The Frame-Up by Gwenda Bond is a paranormal heist novel set in contemporary Kentucky. Danielle Poissant is the daughter of a renowned art thief whom she helped send to prison, which led to her being shut out of the world of criminals with magic in which she’d grown up. Wracked by guilt at betraying her family (it’s complicated), ever since then she’s been working as a sort of one-person-and one-dog “Leverage” team, retrieving funds from scummy people and splitting them with the original victim – while not using her magical gift for forging paintings. But then, of course, she’s dragged back into the world for One Last Time by an old partner of her mother’s. The romance element is minor, but I felt like there was just enough to spice up the heist plot. This was a lot of fun, and dog fans will love Dani’s collie Sunflower, who is a Very Good Girl.

Due Diligence: Settling Affairs (Clorinda Cathcart’s Circle Book 20) by L. A. Hall and Succession: Marriages & Funerals (Clorinda Cathcart’s Circle Book 21) by L. A. Hall continue to be very soothing reading as things are set right via clever contrivances and newer characters become more active.
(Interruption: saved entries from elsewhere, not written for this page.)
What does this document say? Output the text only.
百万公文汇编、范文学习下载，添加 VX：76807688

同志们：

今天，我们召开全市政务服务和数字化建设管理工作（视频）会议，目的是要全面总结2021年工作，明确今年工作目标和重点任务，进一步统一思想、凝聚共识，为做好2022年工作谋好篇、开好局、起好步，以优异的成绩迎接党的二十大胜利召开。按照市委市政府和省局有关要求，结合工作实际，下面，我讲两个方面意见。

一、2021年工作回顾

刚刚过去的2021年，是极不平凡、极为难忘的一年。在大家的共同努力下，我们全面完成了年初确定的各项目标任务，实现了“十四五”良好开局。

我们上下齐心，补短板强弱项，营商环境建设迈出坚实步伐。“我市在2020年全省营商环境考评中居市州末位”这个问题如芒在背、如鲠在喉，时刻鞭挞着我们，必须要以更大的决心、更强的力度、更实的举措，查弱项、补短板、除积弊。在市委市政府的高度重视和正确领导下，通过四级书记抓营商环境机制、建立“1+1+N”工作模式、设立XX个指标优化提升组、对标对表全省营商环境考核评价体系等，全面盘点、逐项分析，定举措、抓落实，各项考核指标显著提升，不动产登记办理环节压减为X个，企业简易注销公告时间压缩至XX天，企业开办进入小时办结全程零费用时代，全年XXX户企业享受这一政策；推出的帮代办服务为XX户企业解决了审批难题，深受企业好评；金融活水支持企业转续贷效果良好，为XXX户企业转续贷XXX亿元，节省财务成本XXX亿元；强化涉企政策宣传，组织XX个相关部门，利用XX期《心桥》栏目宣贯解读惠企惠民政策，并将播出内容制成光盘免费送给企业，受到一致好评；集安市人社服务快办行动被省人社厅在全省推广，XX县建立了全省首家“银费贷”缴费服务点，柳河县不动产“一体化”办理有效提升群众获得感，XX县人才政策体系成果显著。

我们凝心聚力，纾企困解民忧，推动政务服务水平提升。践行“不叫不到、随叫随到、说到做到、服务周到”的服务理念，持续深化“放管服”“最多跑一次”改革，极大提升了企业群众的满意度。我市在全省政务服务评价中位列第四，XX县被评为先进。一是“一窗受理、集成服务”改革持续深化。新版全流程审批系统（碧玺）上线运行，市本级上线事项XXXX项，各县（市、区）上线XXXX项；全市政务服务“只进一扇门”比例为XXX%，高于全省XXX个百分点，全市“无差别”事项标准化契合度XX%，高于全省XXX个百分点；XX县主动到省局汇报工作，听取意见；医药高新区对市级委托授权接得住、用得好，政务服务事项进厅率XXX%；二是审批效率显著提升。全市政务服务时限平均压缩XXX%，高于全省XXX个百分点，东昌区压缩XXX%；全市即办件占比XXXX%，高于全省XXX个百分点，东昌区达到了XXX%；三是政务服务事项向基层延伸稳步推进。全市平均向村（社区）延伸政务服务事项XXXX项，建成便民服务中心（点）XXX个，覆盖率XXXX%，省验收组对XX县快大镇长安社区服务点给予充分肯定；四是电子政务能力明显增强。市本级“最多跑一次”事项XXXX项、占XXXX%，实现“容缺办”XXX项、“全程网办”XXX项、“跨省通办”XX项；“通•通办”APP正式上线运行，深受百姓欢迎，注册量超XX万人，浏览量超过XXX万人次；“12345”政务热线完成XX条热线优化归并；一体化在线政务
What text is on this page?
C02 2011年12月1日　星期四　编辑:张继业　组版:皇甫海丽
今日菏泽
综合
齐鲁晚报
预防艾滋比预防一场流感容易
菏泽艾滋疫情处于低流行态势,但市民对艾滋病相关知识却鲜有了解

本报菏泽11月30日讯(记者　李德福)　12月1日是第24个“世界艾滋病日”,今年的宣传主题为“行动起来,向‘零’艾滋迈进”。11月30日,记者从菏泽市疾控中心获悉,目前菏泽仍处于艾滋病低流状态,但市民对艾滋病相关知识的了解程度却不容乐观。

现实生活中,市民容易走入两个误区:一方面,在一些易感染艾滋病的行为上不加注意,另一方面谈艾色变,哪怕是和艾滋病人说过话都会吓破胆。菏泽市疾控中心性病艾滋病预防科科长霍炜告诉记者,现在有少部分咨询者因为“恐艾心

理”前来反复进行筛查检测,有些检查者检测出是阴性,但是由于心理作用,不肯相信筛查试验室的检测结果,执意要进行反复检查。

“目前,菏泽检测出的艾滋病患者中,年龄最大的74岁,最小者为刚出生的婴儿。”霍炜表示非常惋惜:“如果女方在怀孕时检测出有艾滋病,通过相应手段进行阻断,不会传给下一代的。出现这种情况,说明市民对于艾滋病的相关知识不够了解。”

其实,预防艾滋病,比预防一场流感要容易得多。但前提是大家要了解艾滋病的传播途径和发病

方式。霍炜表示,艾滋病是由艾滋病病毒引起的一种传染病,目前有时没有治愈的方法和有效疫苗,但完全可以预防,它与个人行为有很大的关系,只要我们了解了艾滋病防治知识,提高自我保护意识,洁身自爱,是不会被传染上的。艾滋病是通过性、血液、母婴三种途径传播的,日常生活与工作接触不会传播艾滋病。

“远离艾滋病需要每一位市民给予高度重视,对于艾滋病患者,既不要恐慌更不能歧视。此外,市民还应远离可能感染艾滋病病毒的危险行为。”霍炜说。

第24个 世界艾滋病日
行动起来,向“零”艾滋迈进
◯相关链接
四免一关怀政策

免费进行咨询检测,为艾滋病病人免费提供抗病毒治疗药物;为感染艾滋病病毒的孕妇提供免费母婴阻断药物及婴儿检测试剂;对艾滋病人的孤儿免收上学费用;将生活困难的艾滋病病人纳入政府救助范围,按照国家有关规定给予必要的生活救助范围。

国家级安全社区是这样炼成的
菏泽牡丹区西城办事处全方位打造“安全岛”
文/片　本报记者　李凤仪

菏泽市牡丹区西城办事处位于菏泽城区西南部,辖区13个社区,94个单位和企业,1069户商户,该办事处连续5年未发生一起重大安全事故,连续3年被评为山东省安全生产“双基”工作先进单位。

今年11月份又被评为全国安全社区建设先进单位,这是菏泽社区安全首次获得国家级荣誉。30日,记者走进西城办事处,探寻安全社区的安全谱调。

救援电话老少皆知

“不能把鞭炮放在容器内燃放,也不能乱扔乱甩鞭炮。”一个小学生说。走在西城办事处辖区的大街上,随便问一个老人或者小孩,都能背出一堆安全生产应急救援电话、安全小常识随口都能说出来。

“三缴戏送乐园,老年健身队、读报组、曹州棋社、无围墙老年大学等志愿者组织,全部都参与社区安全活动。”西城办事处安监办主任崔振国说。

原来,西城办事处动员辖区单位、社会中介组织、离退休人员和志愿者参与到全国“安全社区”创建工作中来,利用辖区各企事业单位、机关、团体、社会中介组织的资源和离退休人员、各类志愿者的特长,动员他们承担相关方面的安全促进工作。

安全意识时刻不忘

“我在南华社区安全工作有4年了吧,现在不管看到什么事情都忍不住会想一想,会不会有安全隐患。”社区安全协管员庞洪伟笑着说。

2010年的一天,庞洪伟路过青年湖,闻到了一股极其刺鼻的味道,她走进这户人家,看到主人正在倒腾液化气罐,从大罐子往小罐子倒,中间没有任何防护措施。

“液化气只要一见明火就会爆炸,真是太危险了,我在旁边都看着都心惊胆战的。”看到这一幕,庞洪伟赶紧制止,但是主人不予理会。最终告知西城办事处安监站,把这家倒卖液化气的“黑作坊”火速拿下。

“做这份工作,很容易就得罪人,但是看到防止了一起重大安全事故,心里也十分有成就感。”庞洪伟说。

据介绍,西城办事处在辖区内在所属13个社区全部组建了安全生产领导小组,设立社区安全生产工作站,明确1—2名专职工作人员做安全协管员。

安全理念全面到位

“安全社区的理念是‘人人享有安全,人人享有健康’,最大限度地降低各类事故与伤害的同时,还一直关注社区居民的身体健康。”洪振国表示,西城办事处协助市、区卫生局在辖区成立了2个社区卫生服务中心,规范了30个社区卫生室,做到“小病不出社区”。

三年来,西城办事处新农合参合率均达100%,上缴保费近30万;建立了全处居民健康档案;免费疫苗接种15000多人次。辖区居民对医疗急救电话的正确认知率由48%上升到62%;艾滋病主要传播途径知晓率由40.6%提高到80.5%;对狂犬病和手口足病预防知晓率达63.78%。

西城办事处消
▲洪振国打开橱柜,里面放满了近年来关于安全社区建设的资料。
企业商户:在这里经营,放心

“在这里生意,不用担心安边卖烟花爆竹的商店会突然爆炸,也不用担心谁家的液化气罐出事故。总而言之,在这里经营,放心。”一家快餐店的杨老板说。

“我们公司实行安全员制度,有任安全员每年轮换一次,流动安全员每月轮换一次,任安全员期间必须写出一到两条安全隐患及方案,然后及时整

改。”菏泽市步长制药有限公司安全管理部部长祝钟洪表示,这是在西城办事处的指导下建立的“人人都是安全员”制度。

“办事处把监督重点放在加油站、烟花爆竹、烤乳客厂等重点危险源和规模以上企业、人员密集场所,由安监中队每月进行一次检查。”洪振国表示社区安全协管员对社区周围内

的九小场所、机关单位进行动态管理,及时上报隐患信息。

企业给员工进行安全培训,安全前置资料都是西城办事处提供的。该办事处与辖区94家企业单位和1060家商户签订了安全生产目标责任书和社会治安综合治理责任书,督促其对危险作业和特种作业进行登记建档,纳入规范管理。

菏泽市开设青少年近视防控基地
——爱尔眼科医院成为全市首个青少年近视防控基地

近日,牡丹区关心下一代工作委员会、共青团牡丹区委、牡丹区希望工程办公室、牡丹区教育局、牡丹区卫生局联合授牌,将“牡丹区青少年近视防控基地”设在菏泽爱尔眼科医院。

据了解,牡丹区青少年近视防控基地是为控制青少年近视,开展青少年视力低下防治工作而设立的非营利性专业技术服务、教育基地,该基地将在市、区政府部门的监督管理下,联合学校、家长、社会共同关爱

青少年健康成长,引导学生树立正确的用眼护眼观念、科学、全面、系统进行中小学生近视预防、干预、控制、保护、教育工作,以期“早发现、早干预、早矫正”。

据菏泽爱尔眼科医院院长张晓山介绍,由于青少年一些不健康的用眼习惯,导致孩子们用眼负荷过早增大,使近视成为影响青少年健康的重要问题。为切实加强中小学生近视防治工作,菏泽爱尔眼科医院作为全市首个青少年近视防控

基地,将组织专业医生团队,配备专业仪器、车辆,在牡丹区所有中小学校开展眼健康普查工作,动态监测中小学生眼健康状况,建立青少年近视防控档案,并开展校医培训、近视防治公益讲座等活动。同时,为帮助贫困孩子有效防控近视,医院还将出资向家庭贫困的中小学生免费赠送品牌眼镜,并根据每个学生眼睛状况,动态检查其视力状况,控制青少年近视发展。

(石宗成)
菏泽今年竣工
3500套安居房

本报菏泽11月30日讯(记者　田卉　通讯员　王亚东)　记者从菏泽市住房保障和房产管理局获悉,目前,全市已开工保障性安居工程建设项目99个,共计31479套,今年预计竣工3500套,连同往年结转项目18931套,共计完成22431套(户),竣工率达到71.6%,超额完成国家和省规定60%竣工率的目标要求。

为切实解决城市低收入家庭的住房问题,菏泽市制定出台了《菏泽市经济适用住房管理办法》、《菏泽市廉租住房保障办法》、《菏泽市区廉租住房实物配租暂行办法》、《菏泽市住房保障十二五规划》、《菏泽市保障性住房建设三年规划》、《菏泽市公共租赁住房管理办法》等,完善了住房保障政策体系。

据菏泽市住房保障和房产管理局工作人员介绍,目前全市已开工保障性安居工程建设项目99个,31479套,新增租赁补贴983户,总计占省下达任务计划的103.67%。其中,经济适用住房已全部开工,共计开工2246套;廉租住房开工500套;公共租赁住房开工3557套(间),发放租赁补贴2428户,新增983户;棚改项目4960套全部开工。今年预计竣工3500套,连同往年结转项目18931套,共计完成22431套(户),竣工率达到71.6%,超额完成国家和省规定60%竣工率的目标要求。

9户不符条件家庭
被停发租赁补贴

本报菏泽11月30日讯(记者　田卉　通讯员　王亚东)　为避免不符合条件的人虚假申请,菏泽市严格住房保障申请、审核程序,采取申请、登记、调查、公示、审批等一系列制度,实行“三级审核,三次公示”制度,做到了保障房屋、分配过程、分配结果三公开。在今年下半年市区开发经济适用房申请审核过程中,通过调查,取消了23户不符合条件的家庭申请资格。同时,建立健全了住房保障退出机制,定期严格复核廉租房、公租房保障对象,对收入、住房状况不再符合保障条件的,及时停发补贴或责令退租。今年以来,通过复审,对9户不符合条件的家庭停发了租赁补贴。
Demon Daughter by Lois McMaster Bujold is the latest Penric and Desdemona novella, exploring what happens when a six year old child on a Roknari ship, Otta, acquires an almost brand-new demon/elemental from a rat…and accidentally sets some things on fire. The rest of the story follows Penric, his wife Nikys, and their family as they take care of the stranded Otta and Otta decides what she wants. Family is more complicated than it appears on the surface.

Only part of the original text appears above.